Böyle güzel niyetle getirilen taşı oradan öfke ile yuvarlayıp uzaklaştıran adam ise şöyle düşünmüş:
- Bu taşı buraya getiren kimse ne kadar da yanlış bir iş yapmış. Hiç düşünmemiş ki, gözleri görmeyenler, karanlıkta fark edemeyenler taşa takılıp yere düşerler. Şu taşı buradan uzaklaştırayım da kimse takılıp yere düşmesin, sevabı da bana olsun. ..
İşte bu adam da taşı buradan uzaklaştırdığından dolayı Allah rızasını kazanmış, ümit ettiği sevaba nail olmuş.. Her ikisinde de niyet hâlis, yorum makul...
Biz de sâfi bir niyetle altı gün orucumuzu tutarsak, belki Rabbimiz bu niyetimize, bu bağlılığımıza bütün seneyi oruçlu geçirmiş gibi sevaplar ihsan edebilir, hatâlarımızı affedebilir.. Rabbimizin hudutsuz rahmetine kimse sınır çizemez. Kimse kendi cimriliğini O' na da şâmil kılamaz.

Bu orucun arka arkaya olması şart değildir. Şevvâl ayı içinde olması yeterlidir.
Bir de Ramazan içinde tutulamayan oruçlar varsa, önce o borç olanı tutmak da makul ve meşru olur. Bir an önce borçtan kurtulmayı düşünmek elbette çok yerindedir. Ancak borcu sonra da tutabilirim diye de düşünebilir.. Bu bir tercih meselesidir. Her ikisi de caizdir.

Bir diğer husus da, şevval ayında iki bayram arası nikah yapılmaz iddiası vardır ki, artık bu batıl iddia etkisini kaybetmektedir. Çünkü Aişe validemizin nikahı şevvalde olmuş, yani iki bayram arasında yapılmış, ne uğursuzluk, ne de bir başka dinî yasak söz konusu olmuştur. Bu yanlış yorum şuradan da beslenmiş olabilir. Şayet bayram cuma gününe rastlarsa, bayram namazı ile cuma namazı arası iki bayram namazı arasıdır.
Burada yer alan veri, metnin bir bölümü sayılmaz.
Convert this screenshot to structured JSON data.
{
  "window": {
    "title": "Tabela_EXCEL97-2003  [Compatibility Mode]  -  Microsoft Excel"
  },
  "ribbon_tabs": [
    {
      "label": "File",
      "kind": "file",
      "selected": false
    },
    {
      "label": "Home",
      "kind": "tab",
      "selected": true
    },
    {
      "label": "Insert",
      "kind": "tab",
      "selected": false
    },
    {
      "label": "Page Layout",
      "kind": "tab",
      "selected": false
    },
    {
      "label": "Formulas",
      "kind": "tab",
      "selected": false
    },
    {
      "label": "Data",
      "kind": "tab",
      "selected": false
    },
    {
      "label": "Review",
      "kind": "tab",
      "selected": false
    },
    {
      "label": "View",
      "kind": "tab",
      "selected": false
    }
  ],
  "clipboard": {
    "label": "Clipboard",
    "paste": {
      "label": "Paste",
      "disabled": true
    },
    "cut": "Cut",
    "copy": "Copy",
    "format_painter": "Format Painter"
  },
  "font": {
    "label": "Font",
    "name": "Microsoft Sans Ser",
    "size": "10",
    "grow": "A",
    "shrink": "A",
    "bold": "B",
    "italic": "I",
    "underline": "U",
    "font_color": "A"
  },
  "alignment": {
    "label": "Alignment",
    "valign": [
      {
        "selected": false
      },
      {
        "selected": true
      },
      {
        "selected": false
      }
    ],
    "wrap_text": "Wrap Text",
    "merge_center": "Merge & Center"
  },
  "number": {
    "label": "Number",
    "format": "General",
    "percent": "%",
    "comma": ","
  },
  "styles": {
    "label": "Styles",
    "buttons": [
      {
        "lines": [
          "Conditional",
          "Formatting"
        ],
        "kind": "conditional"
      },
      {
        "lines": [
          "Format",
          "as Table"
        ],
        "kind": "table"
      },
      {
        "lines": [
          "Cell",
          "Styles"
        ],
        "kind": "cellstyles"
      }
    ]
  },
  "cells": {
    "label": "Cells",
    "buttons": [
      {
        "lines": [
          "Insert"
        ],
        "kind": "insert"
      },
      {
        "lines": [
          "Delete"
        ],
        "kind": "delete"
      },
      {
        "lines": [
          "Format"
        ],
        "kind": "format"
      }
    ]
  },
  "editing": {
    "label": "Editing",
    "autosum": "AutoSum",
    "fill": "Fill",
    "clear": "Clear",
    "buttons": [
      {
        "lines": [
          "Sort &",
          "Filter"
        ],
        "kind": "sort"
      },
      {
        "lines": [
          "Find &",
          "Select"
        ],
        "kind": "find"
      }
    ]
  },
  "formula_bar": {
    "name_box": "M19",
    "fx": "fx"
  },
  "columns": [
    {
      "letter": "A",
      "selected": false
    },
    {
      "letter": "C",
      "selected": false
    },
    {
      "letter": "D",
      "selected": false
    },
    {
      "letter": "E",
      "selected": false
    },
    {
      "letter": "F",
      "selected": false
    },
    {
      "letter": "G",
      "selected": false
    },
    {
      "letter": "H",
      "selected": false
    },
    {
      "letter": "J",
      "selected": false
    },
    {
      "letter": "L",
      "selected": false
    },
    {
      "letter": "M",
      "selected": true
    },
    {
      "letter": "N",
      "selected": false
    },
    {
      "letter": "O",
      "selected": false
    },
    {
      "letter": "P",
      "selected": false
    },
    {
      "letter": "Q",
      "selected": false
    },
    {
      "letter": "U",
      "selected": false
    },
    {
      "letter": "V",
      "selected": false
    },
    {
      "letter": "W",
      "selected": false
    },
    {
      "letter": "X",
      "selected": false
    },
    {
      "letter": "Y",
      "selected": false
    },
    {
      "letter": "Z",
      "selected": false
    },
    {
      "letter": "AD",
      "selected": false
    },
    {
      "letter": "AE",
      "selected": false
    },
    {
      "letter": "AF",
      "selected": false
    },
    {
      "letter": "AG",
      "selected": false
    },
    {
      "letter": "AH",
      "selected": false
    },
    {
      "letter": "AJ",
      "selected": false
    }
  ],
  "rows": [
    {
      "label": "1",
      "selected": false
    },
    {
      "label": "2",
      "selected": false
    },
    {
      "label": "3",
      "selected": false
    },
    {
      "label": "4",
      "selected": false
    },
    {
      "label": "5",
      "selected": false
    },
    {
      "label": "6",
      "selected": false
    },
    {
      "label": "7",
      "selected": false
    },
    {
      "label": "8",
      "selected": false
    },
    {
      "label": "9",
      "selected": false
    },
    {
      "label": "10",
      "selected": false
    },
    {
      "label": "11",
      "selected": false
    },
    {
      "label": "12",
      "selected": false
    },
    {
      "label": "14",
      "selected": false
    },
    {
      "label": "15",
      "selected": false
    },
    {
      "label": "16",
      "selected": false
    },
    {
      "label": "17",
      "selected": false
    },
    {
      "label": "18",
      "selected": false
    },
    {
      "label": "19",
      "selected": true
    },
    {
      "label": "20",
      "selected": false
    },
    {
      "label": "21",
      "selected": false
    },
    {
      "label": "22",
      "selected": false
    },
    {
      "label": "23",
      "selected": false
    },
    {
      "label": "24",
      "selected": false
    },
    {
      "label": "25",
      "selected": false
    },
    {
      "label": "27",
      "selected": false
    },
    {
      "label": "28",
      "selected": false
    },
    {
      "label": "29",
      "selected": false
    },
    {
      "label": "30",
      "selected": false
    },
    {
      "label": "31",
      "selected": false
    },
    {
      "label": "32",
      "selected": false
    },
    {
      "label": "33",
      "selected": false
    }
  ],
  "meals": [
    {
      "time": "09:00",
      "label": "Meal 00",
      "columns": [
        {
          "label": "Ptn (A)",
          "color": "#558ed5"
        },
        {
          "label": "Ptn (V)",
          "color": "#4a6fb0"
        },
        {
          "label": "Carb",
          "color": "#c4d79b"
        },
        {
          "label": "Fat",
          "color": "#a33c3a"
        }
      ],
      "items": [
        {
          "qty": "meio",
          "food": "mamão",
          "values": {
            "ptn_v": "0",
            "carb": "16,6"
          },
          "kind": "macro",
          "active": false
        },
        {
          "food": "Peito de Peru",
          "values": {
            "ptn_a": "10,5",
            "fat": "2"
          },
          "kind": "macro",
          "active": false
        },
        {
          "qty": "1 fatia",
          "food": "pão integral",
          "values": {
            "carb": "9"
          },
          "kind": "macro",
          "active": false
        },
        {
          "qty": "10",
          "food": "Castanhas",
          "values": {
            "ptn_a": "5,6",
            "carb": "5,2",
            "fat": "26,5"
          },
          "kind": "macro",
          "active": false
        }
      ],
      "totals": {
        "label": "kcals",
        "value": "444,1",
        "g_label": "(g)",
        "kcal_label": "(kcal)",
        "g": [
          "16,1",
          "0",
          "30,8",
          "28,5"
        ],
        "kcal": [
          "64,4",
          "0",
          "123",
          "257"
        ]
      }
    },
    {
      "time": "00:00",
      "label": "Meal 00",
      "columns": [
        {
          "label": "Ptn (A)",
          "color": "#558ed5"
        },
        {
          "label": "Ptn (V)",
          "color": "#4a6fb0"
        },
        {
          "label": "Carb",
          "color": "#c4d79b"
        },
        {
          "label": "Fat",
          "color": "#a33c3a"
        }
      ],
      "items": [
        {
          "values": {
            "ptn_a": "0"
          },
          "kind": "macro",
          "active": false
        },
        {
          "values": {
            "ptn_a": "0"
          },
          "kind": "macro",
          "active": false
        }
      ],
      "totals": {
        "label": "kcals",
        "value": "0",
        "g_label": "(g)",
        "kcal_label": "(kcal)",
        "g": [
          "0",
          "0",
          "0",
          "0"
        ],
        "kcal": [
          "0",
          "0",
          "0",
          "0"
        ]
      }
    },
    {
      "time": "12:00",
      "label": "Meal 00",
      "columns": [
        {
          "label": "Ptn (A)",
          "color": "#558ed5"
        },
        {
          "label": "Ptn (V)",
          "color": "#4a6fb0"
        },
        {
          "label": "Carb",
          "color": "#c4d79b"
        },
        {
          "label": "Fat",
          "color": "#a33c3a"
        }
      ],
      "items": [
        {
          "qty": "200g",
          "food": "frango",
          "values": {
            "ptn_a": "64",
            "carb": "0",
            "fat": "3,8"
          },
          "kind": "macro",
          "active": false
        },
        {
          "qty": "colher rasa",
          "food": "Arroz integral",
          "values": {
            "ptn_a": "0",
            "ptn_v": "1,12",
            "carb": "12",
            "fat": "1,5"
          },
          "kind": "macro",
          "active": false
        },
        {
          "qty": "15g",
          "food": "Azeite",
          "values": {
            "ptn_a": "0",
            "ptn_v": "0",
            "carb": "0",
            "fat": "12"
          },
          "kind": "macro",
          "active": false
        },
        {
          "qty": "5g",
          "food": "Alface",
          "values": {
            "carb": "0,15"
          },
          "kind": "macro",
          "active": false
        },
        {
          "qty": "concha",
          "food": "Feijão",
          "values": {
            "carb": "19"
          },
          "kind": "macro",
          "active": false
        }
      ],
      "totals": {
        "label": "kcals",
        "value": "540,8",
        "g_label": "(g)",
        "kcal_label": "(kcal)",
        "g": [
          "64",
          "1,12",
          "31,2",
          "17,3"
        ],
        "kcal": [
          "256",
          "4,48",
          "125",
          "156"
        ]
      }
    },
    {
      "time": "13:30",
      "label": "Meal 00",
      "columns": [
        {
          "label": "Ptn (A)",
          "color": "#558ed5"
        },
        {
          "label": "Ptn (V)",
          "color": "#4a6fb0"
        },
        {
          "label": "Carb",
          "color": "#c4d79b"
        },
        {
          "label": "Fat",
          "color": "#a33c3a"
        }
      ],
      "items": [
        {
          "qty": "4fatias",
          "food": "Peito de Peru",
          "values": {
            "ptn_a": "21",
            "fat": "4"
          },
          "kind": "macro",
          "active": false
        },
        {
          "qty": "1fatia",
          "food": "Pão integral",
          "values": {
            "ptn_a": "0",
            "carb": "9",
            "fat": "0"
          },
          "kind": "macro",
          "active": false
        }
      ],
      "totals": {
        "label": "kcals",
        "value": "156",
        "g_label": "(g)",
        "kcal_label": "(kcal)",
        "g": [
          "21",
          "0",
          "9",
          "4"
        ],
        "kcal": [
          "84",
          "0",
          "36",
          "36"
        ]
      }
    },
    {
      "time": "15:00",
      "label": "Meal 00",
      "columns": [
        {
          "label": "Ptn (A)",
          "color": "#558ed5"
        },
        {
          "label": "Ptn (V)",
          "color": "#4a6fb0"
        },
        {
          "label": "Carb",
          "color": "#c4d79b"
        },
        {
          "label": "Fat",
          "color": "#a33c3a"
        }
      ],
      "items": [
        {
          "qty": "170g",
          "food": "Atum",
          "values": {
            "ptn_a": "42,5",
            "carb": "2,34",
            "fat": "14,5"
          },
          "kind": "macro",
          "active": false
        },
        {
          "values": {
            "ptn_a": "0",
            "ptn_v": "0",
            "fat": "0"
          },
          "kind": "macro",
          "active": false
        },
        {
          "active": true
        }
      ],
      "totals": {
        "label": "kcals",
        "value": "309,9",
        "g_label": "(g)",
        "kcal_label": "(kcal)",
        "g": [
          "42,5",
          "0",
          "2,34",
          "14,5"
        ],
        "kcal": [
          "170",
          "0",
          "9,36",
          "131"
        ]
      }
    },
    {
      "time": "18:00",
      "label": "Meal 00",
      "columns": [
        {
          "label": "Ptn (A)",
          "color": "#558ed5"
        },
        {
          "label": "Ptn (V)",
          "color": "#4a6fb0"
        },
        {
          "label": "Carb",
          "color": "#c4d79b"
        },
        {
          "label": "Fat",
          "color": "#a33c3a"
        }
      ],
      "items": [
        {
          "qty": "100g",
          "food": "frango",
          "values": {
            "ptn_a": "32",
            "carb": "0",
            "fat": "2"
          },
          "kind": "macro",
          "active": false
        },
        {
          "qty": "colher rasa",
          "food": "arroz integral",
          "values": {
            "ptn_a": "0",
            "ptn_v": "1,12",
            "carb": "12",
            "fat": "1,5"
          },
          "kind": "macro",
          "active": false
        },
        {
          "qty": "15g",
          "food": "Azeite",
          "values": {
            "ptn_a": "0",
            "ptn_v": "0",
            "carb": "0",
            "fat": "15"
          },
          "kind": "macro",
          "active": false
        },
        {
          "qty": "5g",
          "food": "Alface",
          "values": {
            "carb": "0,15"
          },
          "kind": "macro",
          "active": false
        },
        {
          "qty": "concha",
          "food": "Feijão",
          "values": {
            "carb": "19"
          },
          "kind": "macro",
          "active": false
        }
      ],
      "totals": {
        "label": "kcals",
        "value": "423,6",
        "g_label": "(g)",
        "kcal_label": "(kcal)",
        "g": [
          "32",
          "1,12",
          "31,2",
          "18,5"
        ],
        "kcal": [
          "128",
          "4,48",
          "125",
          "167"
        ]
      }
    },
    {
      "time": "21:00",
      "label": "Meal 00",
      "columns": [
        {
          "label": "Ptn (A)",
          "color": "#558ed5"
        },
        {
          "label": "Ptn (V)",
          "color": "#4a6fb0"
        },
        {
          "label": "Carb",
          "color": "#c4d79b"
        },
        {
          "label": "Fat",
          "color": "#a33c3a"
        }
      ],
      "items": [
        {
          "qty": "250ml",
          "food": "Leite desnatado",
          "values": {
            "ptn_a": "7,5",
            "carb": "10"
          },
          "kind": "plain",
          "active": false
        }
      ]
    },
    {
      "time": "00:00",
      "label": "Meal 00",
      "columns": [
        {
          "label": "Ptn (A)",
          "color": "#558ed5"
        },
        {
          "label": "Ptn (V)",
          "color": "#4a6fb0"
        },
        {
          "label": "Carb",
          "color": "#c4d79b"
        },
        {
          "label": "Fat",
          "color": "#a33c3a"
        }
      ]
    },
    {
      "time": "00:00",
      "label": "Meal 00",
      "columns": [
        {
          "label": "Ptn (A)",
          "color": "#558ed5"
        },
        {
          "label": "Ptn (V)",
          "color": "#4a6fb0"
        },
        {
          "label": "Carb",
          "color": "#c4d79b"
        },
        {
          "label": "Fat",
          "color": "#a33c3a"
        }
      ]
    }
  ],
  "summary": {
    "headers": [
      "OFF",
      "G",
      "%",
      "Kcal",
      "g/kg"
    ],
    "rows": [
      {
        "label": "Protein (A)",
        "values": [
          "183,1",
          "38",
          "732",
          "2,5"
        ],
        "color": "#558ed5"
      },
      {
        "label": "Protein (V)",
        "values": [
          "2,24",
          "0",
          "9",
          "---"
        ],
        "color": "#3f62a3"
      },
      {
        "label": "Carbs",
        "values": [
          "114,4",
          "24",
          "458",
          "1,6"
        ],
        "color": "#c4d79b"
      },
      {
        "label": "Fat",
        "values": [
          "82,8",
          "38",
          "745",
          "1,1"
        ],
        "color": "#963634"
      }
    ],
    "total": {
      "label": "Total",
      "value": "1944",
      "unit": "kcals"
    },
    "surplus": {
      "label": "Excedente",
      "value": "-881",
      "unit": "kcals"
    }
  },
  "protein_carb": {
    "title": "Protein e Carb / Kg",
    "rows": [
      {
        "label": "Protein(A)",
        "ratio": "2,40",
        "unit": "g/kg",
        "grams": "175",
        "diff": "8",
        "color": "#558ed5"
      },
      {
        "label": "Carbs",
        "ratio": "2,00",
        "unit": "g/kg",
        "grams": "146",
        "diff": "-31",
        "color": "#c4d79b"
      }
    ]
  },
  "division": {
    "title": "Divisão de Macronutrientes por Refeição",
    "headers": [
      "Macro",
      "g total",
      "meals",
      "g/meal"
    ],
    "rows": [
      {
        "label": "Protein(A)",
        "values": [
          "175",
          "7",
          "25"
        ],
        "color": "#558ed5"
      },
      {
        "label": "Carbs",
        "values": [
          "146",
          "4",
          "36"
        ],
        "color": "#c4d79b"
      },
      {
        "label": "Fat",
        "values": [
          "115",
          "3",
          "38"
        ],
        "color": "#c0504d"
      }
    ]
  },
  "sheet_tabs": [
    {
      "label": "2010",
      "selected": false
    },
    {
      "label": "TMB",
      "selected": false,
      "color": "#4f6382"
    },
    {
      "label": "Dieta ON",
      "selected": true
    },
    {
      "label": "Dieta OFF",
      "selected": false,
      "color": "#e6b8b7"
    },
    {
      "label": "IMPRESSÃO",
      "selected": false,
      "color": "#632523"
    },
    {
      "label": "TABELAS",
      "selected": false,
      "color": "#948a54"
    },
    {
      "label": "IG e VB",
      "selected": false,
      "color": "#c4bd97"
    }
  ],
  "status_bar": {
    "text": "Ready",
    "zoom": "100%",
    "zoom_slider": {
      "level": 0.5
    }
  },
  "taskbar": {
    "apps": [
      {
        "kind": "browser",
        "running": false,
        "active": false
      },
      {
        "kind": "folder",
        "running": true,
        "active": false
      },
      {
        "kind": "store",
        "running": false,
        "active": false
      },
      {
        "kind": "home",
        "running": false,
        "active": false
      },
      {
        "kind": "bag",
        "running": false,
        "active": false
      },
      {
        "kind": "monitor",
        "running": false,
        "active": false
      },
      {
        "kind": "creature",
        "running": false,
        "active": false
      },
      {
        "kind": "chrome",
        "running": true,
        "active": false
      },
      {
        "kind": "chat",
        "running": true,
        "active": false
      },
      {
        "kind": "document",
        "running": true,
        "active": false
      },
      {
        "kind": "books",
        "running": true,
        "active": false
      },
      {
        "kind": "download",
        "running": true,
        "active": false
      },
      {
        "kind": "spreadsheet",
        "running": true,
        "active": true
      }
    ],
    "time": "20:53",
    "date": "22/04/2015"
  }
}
Böylesine dar bir vakte nikahı sıkıştırmayın, iki bayram namazının dışında yapın nikahınızı, tavsiyesini, Ramazan ve Kurban Bayramı arası gibi geniş zamana yayanlar, böyle bir yanlış anlamaya sebep olmuşlardır, diye de düşünülebilir.


Bir Menkîbe
 

Süfyanı Sevri anlatıyor:

- Ben Mekke-i Mükerreme'de üç sene oturdum. Mekkelilerden bir kimse her gün Harem-i şerife gelir, tavaf eder, namaz kılar ve sonra bana selam verip giderdi. Ben bu kimse ile tanıştım. Bir gün o kimse beni yanına çağırdı. Bana dedi ki:

-Ben öldüğüm vakittekendi elinle beni yıka, namazımı kıl ve defneyle. O gece beni terk etmeyip kabrimde gecele. Mükireyn suali anında bana Tevhid'i telkin et!, dedi.

Ben de o kimsenin istediklerini yapmayı kabul ettim. Bana emrettiğinin aynını yaptım: Kabrinde geceledim. O gece uyku ile uyanıklık arasında iken :

-Ya Süfyan! Beni korumaya ve senin telkinine ihtiyaç kalmadı, diye bir ses işittim.

O zaman:
-Ne sebeple bu lütfa eriştin, diye sordum
Bana cevap olarak:- Ramazan-ı Şerifin orucunu tutup Şevval'den altı gün daha eklemem sebebiyle, dedi.
O zaman ben uyandım. Yanımda kimseyi göremedim. Abdest aldım, namaz kıldım, uyudum; böylece üç kere gördüm. Bildim ki bu Rahmanîdir; şeytandan değildir. O zaman da kabrin yanından ayrıldım ve "Ya Rabbi! Beni Ramazanın orucuna ve Şevval'den altı gün orucuna muvaffak kıl" diye dua ettim. Allahü Teala Hazretleri beni de muvaffak kıldı.